Gina Paige of AfricanAncestry.com (courtesy photo)
For people of African descent, the establishment of a New World Order will require, in part, the relinquishment of sociopolitical designations (Black, Negro, etc.) that have marked a regal group for generations of oppression. While having a Black consciousness is of the utmost importance, African people are more than the labels Europeans have imposed on them for centuries.
Long before the Maafa dispersed African people and erased the mental remants of their heritage, they identified with the various African tribes and kingdoms with rich histories and cultures, that, though it had been forgotten, maintains a presence in the very customs, attitudes, and traditions people of African descent created in the Western hemisphere while under the thumb of chattal slavery and Jim Crow racism. In affirming that African identity, people of African descent, especially those determined to shape the politics of their communities, must dig deep to truly understand themselves, and the history they carry within their DNA.
For the last 17 years, Gina Paige has helped Africans in the Diaspora embark on the journey of self-discovery through AfricanAncestry.com, a genetic testing company geared toward Black people. As she explains in the video below, AfricanAncestry.com possesses the largest known repository of African DNA that geneticists affiliated with the company have used to trace the lineage of Africans unaware of their family history beyond enslavement.

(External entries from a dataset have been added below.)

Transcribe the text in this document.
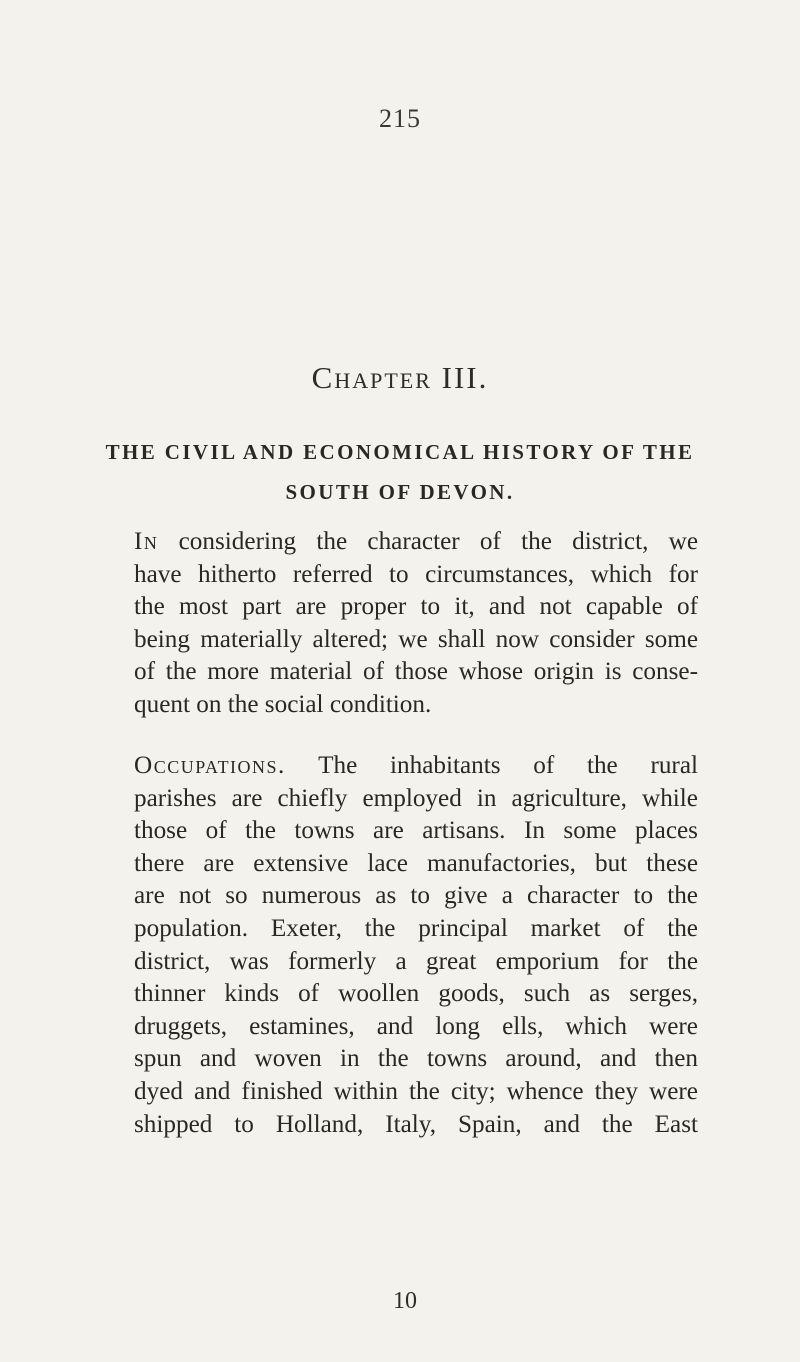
215
Chapter III.
THE CIVIL AND ECONOMICAL HISTORY OF THE
SOUTH OF DEVON.
In considering the character of the district, we
have hitherto referred to circumstances, which for
the most part are proper to it, and not capable of
being materially altered; we shall now consider some
of the more material of those whose origin is conse-
quent on the social condition.
Occupations. The inhabitants of the rural
parishes are chiefly employed in agriculture, while
those of the towns are artisans. In some places
there are extensive lace manufactories, but these
are not so numerous as to give a character to the
population. Exeter, the principal market of the
district, was formerly a great emporium for the
thinner kinds of woollen goods, such as serges,
druggets, estamines, and long ells, which were
spun and woven in the towns around, and then
dyed and finished within the city; whence they were
shipped to Holland, Italy, Spain, and the East
10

Paige herself has used her services, tracing her lineage to the Hausa and Fulani people of present-day Nigeria. Along her entrepreneurial journey, she has also helped an untold number of people, including stars and public figures, discover their connection to a present-day African country, all while serving on diplomatic missions on the continent as a representative of the Diaspora.

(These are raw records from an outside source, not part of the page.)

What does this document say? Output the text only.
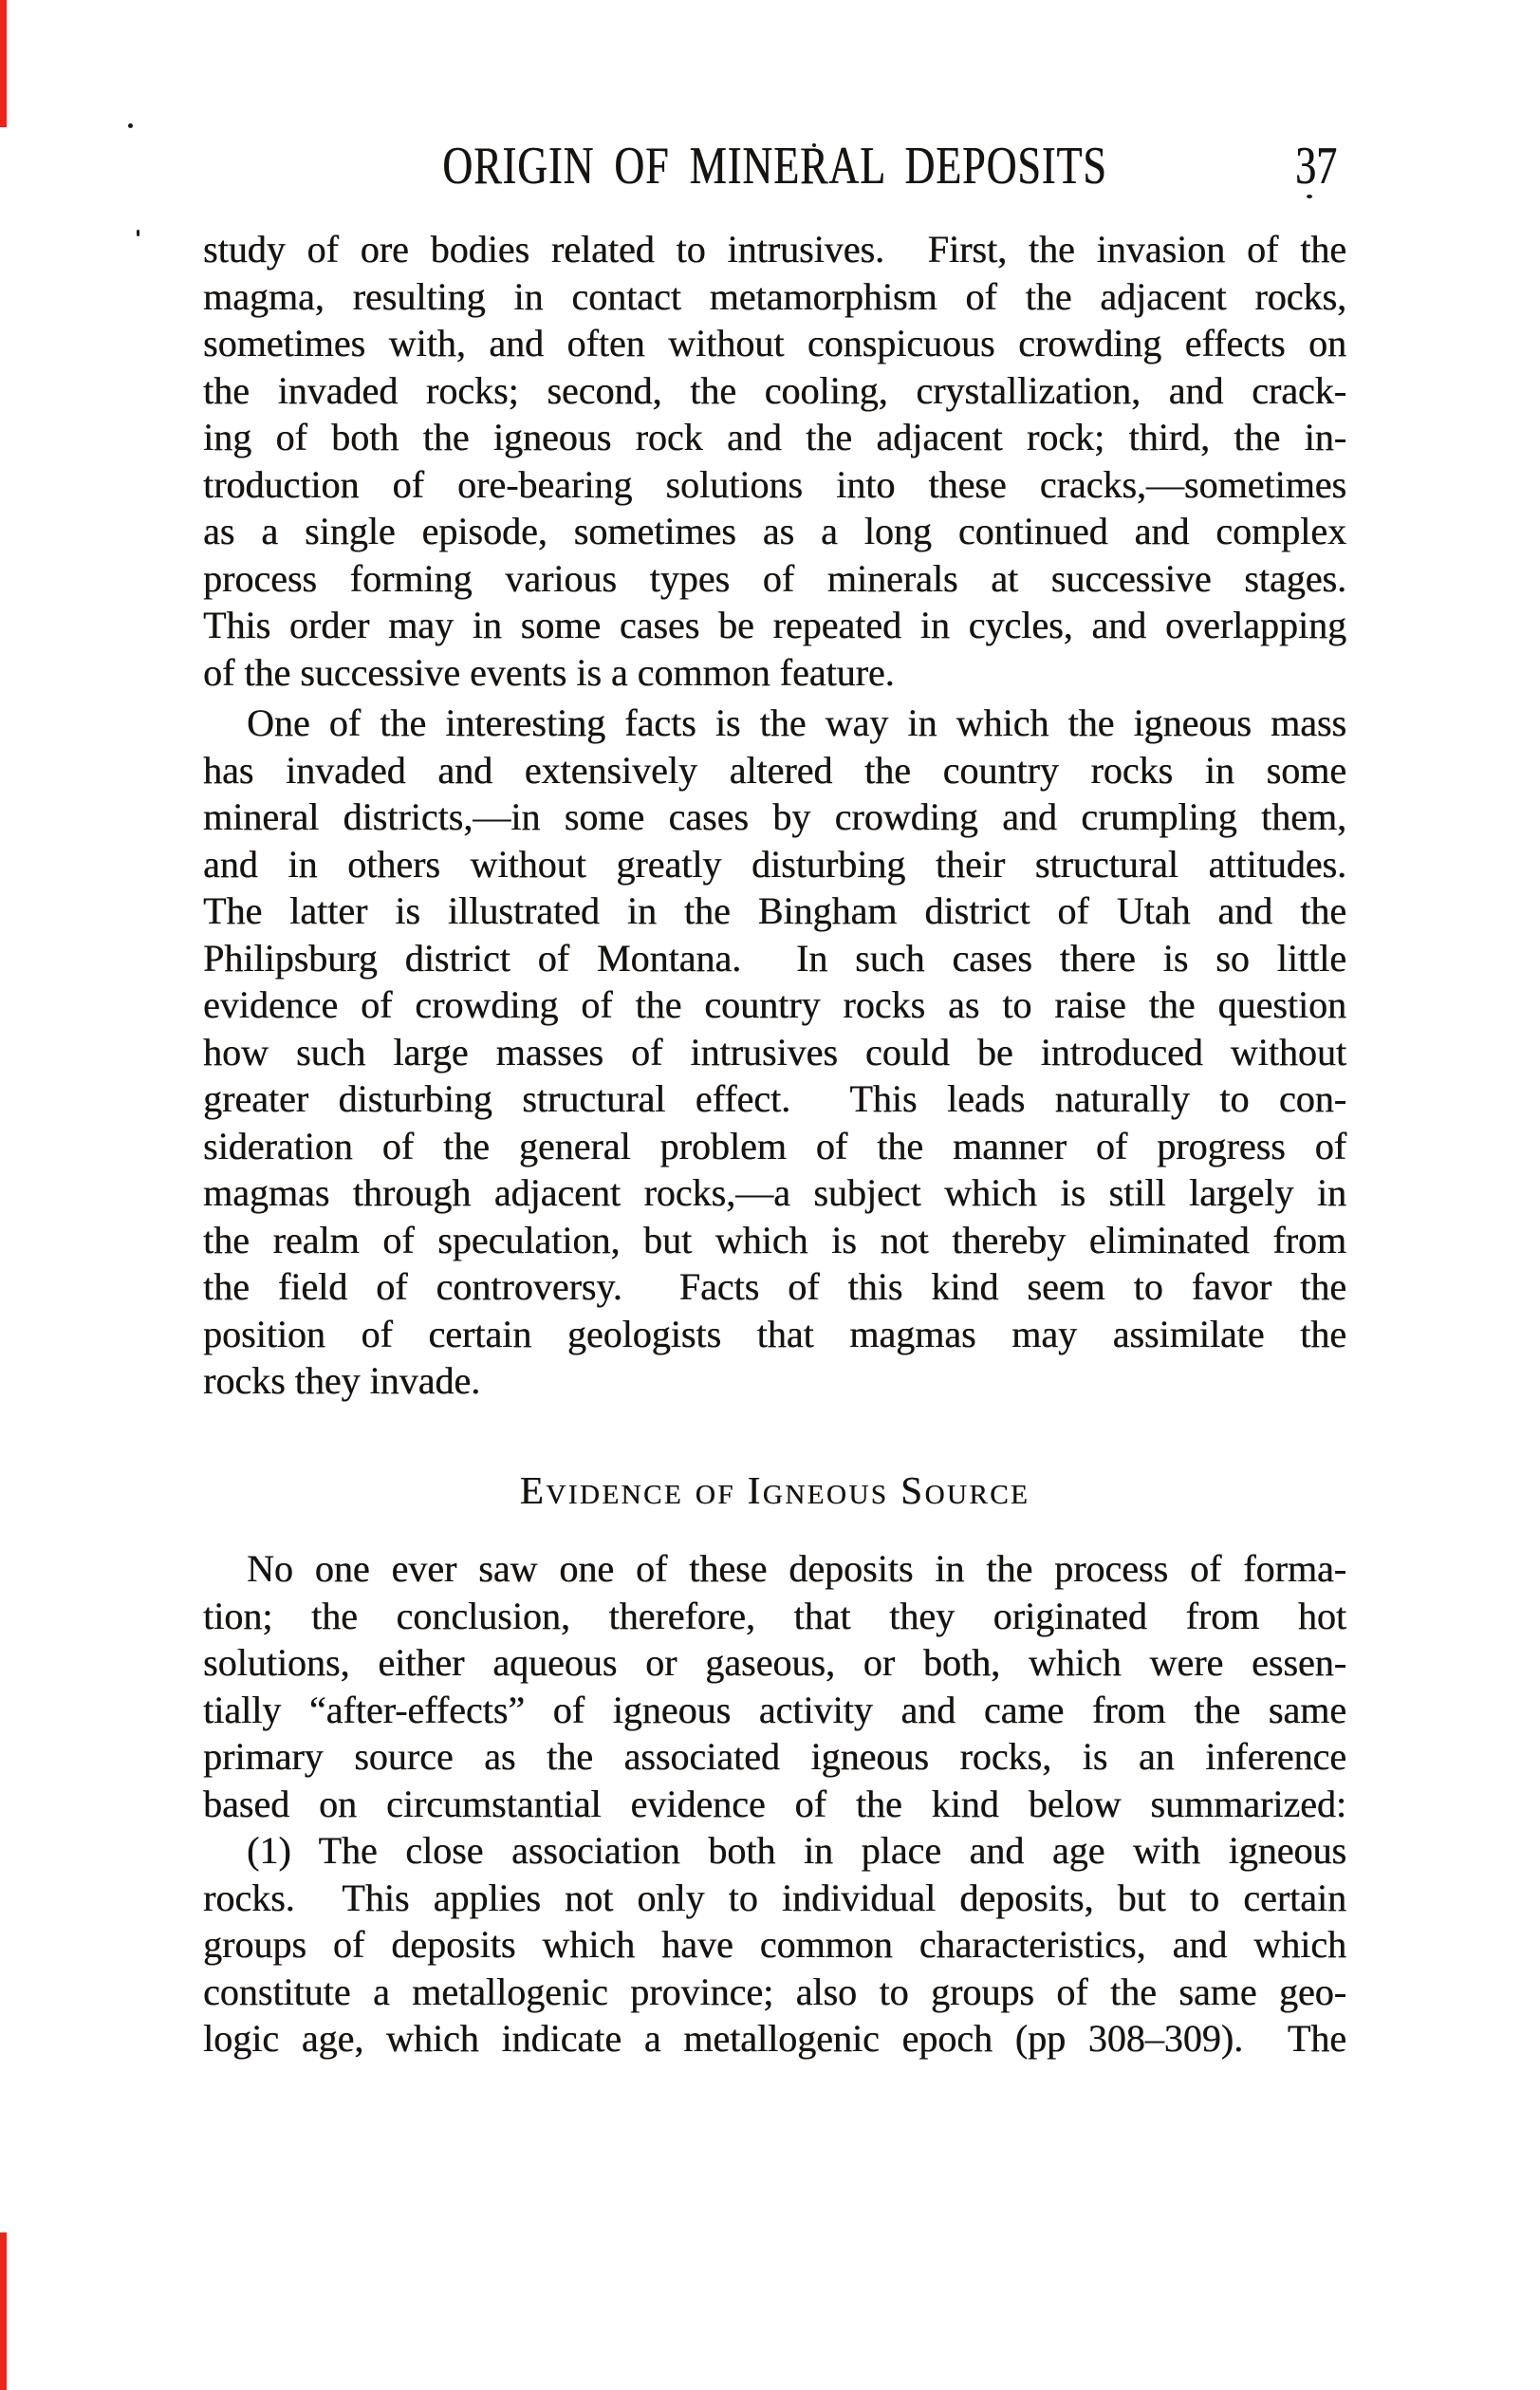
ORIGIN OF MINERAL DEPOSITS	37
study of ore bodies related to intrusives.  First, the invasion of the
magma, resulting in contact metamorphism of the adjacent rocks,
sometimes with, and often without conspicuous crowding effects on
the invaded rocks; second, the cooling, crystallization, and crack-
ing of both the igneous rock and the adjacent rock; third, the in-
troduction of ore-bearing solutions into these cracks,—sometimes
as a single episode, sometimes as a long continued and complex
process forming various types of minerals at successive stages.
This order may in some cases be repeated in cycles, and overlapping
of the successive events is a common feature.
One of the interesting facts is the way in which the igneous mass
has invaded and extensively altered the country rocks in some
mineral districts,—in some cases by crowding and crumpling them,
and in others without greatly disturbing their structural attitudes.
The latter is illustrated in the Bingham district of Utah and the
Philipsburg district of Montana.  In such cases there is so little
evidence of crowding of the country rocks as to raise the question
how such large masses of intrusives could be introduced without
greater disturbing structural effect.  This leads naturally to con-
sideration of the general problem of the manner of progress of
magmas through adjacent rocks,—a subject which is still largely in
the realm of speculation, but which is not thereby eliminated from
the field of controversy.  Facts of this kind seem to favor the
position of certain geologists that magmas may assimilate the
rocks they invade.
Evidence of Igneous Source
No one ever saw one of these deposits in the process of forma-
tion; the conclusion, therefore, that they originated from hot
solutions, either aqueous or gaseous, or both, which were essen-
tially “after-effects” of igneous activity and came from the same
primary source as the associated igneous rocks, is an inference
based on circumstantial evidence of the kind below summarized:
(1) The close association both in place and age with igneous
rocks.  This applies not only to individual deposits, but to certain
groups of deposits which have common characteristics, and which
constitute a metallogenic province; also to groups of the same geo-
logic age, which indicate a metallogenic epoch (pp 308–309).  The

With the Year of Return and other cultural phenomenons paving the way for cross-Atlantic connections beyond what the ancestors could have ever imagined, it’s imperative, now more than ever, that African people practically apply Pan-Africanism in a way that allows the Diaspora to counter the psychological effects of enslavement and colonialism.

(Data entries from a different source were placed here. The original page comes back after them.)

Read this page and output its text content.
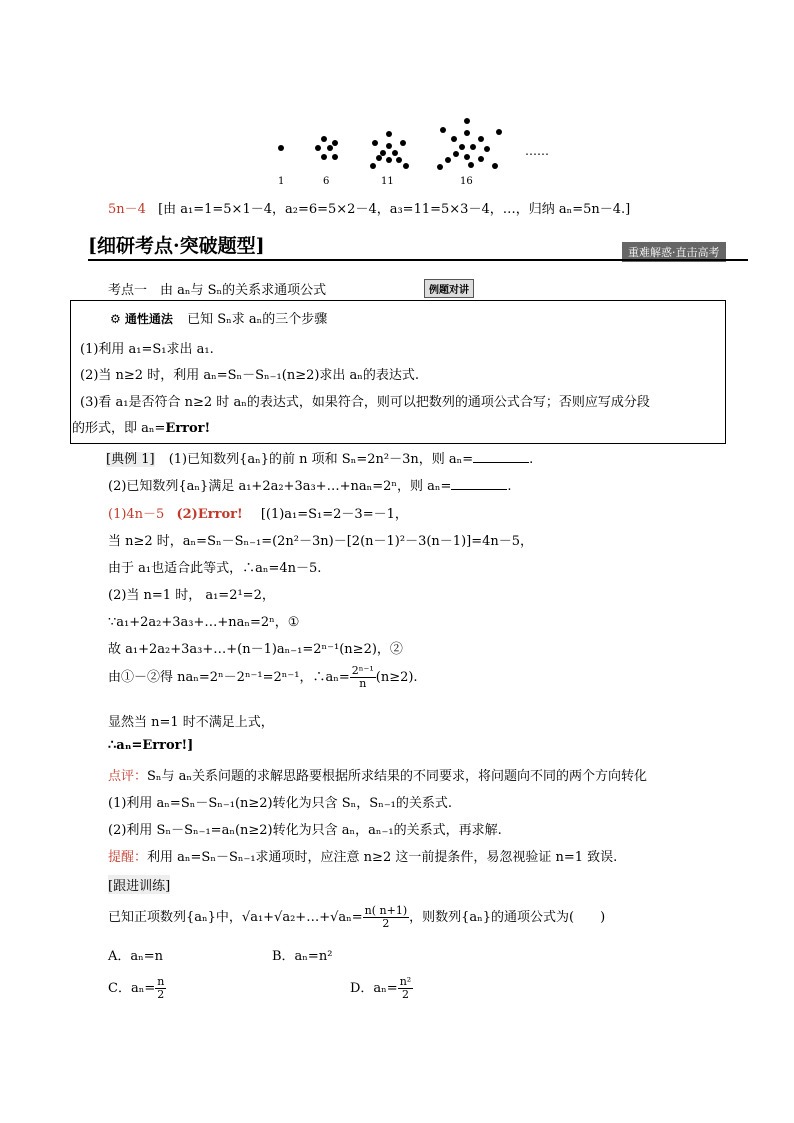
1	6	11	16
……
5n－4 [由 a₁=1=5×1－4，a₂=6=5×2－4，a₃=11=5×3－4，…，归纳 aₙ=5n－4.]
[细研考点·突破题型]	重难解惑·直击高考
考点一　由 aₙ与 Sₙ的关系求通项公式	例题对讲
⚙ 通性通法 已知 Sₙ求 aₙ的三个步骤
(1)利用 a₁=S₁求出 a₁.
(2)当 n≥2 时，利用 aₙ=Sₙ－Sₙ₋₁(n≥2)求出 aₙ的表达式.
(3)看 a₁是否符合 n≥2 时 aₙ的表达式，如果符合，则可以把数列的通项公式合写；否则应写成分段
的形式，即 aₙ=Error!
[典例 1] (1)已知数列{aₙ}的前 n 项和 Sₙ=2n²－3n，则 aₙ=	.
(2)已知数列{aₙ}满足 a₁+2a₂+3a₃+…+naₙ=2ⁿ，则 aₙ=	.
(1)4n－5 (2)Error! [(1)a₁=S₁=2－3=－1，
当 n≥2 时，aₙ=Sₙ－Sₙ₋₁=(2n²－3n)－[2(n－1)²－3(n－1)]=4n－5，
由于 a₁也适合此等式，∴aₙ=4n－5.
(2)当 n=1 时， a₁=2¹=2，
∵a₁+2a₂+3a₃+…+naₙ=2ⁿ，①
故 a₁+2a₂+3a₃+…+(n－1)aₙ₋₁=2ⁿ⁻¹(n≥2)，②
由①－②得 naₙ=2ⁿ－2ⁿ⁻¹=2ⁿ⁻¹，∴aₙ= $\frac{\text{2ⁿ⁻¹}}{n} (n\ge 2)$.
显然当 n=1 时不满足上式，
∴aₙ=Error!]
点评：Sₙ与 aₙ关系问题的求解思路要根据所求结果的不同要求，将问题向不同的两个方向转化
(1)利用 aₙ=Sₙ－Sₙ₋₁(n≥2)转化为只含 Sₙ，Sₙ₋₁的关系式.
(2)利用 Sₙ－Sₙ₋₁=aₙ(n≥2)转化为只含 aₙ，aₙ₋₁的关系式，再求解.
提醒：利用 aₙ=Sₙ－Sₙ₋₁求通项时，应注意 n≥2 这一前提条件，易忽视验证 n=1 致误.
[跟进训练]
已知正项数列{aₙ}中，√a₁+√a₂+…+√aₙ= $\frac{n( n+1)}{2}$ ，则数列{aₙ}的通项公式为(　　)
A．aₙ=n	B．aₙ=n²
C．$a_n= \frac{n}{2}$	D．$a_n= \frac{\text{n²}}{2}$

Supporting AfricanAncestry.com in its prioritization of knowledge of self can — and should be — a start in breaking those unseen chains.
Keep in mind that the day may soon come when Africans, at home and abroad, will no longer identify with the countries demarcated by colonial powers. With the help of AfricanAncestry.com and other actors, they may instead work on establishing a new nobility through which Africans, speaking in terms of their tribal affiliation, can experience self-determination like what people of other cultural backgrounds use to exude their pride in their family. That’s not to say that African people should be ashamed of the crimes committed against them — that dishonor belongs to the perpetrators. It’s only to acknowledge that true justice lies in inimately knowing the ancestors, and the Most High from which they came.